NYU Tandon researchers are developing AI-powered exoskeletons to enhance human mobility for everyone
New NSF-funded project builds on prior Nature research; aims to bring lightweight robotic devices from laboratory demonstrations to real-world use for older adults and stroke survivors
Hao Su (left) with his students Ivan Sanchez and Sainan Zhang modeling modular knee exoskeleton and hip exoskeleton. Photo credit: Hao Su
Approximately 31 million Americans experience mobility disabilities, with nearly 27% of older adults facing significant difficulty walking or climbing stairs. Yet current robotics solutions remain largely confined to research laboratories.
The fundamental problem, as Hao Su at NYU Tandon School of Engineering explains, is that existing exoskeletons "don't really understand humans’ intention." Most rehabilitation exoskeletons require 30 minutes or more to calibrate for each user and are uncomfortably bulky and heavy at around or more than 30 pounds, making people reluctant to wear them.
Su is leading a multi-university research team that is pursuing a solution through a recently awarded $3.6 million collaborative NSF Growing Convergence Research grant.
Building on a 2024 study Su and his colleagues published in Nature that proved exoskeletons can leverage deep reinforcement learning to train control policies entirely in computer simulation, the new project aims to take this technology from healthy-subject laboratory demonstrations into real-world community use for healthy people, older adults, and those with disabilities.
Ultimately, the team’s goal is to create affordable, lightweight exoskeletons that are intelligent enough to adapt to the needs of older adults and stroke survivors without requiring lengthy setup, while also being comfortable enough for daily use in their communities.
"This is truly an interdisciplinary endeavor.

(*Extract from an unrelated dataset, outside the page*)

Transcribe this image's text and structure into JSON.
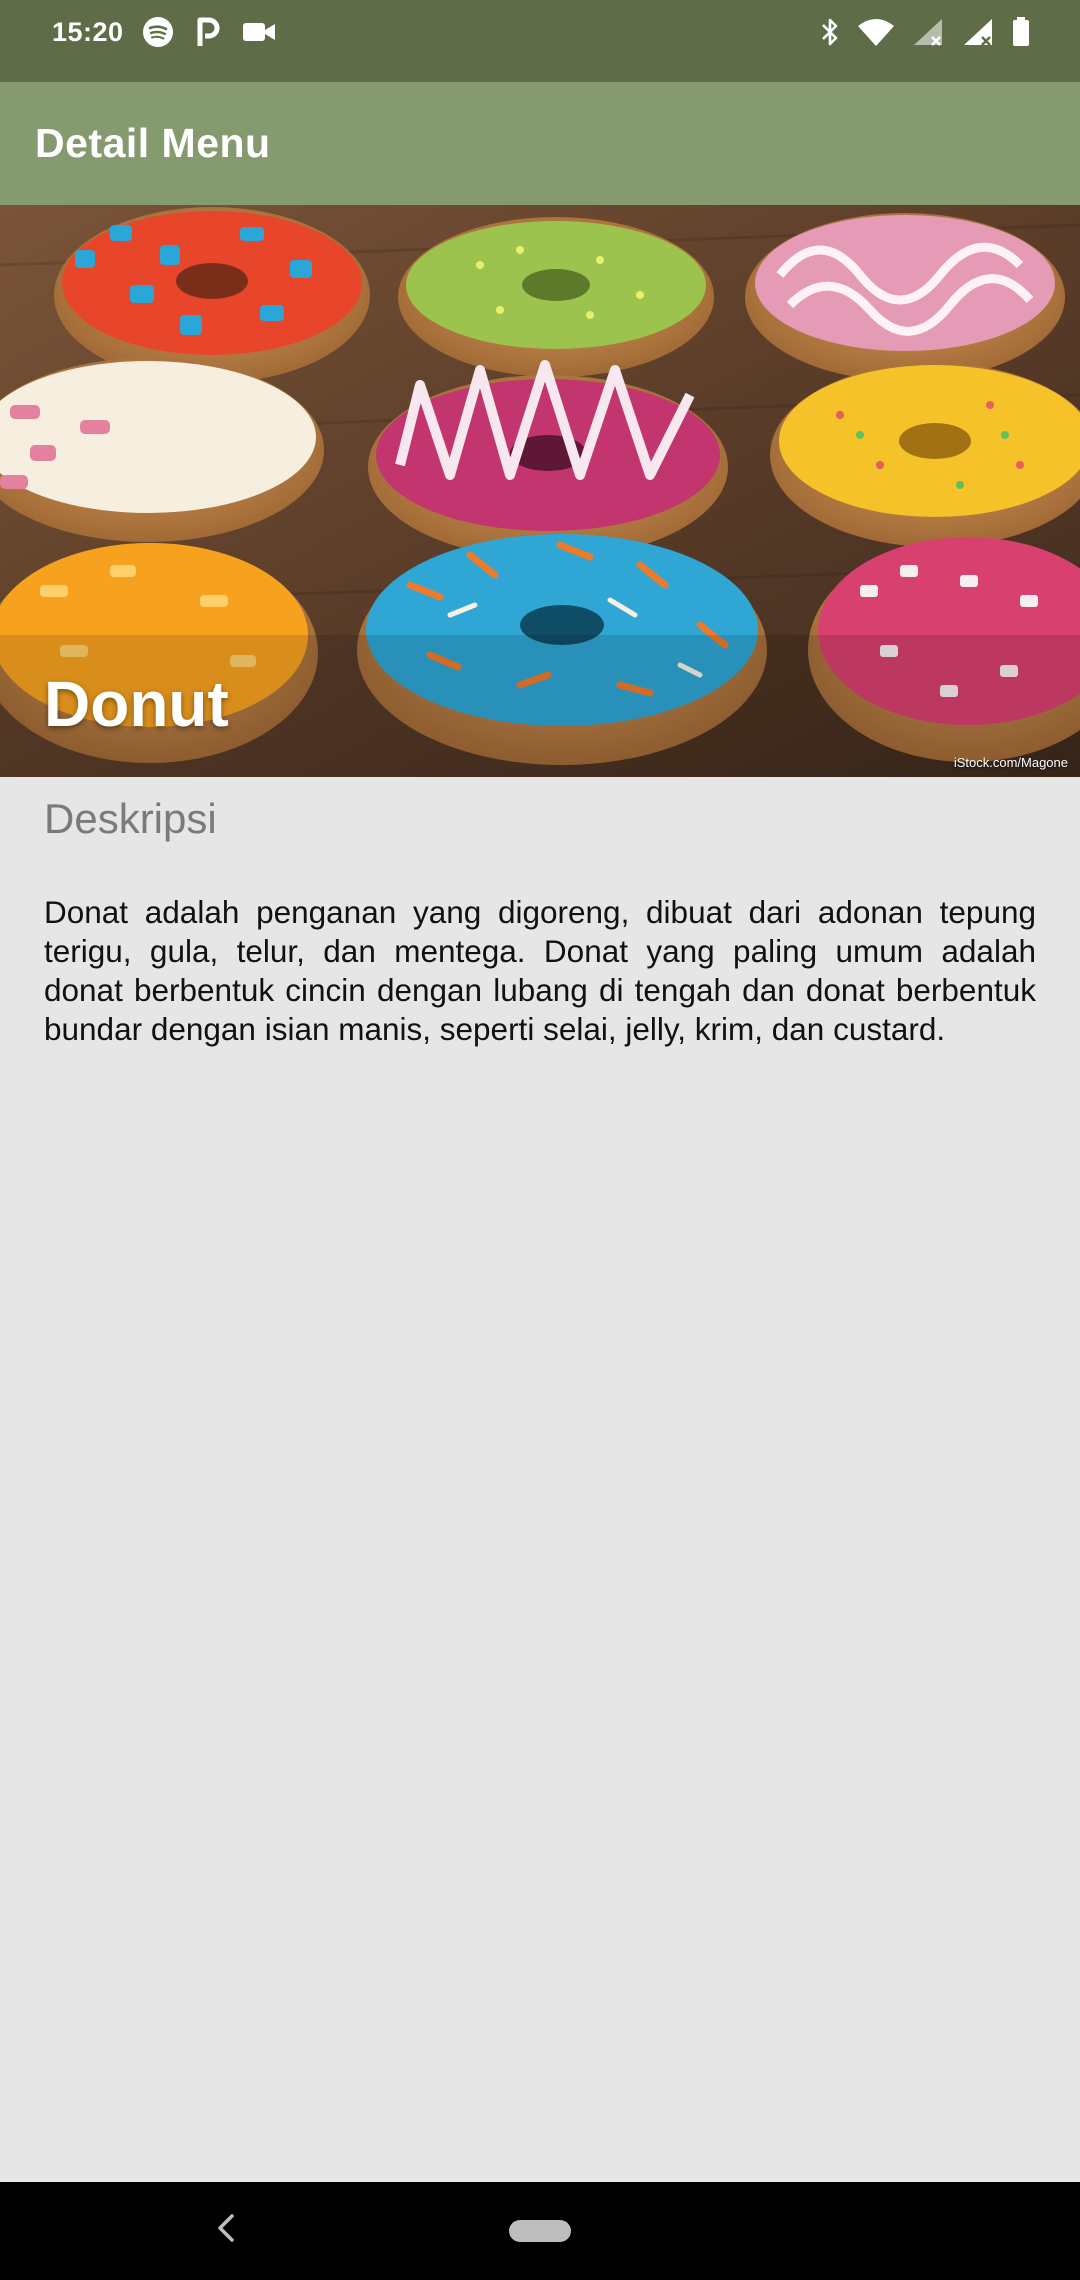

Our work involves mechatronics design, electrical engineering, computer science, rehabilitation medicine, and gerontology," explains Su, an associate professor of Biomedical Engineering.
The team's approach, which Su refers to as "physical AI," represents a fundamental shift from traditional methods. "Standard approaches require collecting extensive training data from 20 to 40 people for each study. In our Nature paper (see video below), we showed that our system requires no physical data collection for training. Instead, we utilized publicly available data and trained our system to accommodate a wide range of users. In this new project, we will use wearable sensors or cameras in smartphones to capture human movements to personalize control policies for each individual."
The approach uses a highly detailed virtual human body that simulates how hundreds of individual muscles and over 50 different joint movements work together. Using this virtual body, the team trains three AI systems that each handle different tasks: one learns natural human movement patterns, another determines which muscles should activate during movements, and a third decides what assistance the exoskeleton should provide in real-time.
The efficiency of this approach is remarkable. "The AI system that controls the exoskeleton only needs to train once for a few hours in the simulation. During this learning process, it gradually learned to generate effective assistance for walking, running, and stair climbing activities. In this new project, we will expand knowledge of assistive controllers to pathological gaits and more activities," Su explains.
The Nature study showed that people wearing the exoskeleton used 24.3% less energy during walking, 13.1% less during running, and 15.4% less during stair climbing. The mechatronics innovation of their robots is equally significant. Su's team has systematically reduced complexity and weight.
"We eliminated, for example, an expensive torque sensor by developing a new algorithm that estimates the same measurements using software instead of hardware. This makes the device lighter and much cheaper," Su explains. The team has built approximately 30 iterations of the device, each progressively lighter and more comfortable. The team’s version weighs about 6.6 pounds, as published in IEEE/ASME Transactions on Mechatronics 2025, compared to 30-pound tethered systems that confine users to laboratory treadmills.
The project’s vision extends beyond medical applications. "Our goal is what we call exoskeletons for everyone and everywhere,” said Su. “It's possible exoskeletons could be used, for example, for recreational activities like hiking. Or simply to make it easier for anyone to walk farther or longer distances in their daily lives."
The research team’s co-principal investigators are Xianlian Alex Zhou at New Jersey Institute of Technology (NJIT), Pamela Cacchione and Michelle Johnson at the University of Pennsylvania, Xiaoyue Ni at Duke University, and Bolei Zhou at UCLA.
Yan Y, Huang JS, Zhu J, Hou Z, Gao W, Lopez-Sanchez I, Srinivasan N, Srihari A, Su H. Compact and Foldable Hip Exoskeleton With High Torque Density Actuator for Walking and Stair-Climbing Assistance in Young and Elderly Adults. IEEE/ASME Transactions on Mechatronics. 2025 Jul 8.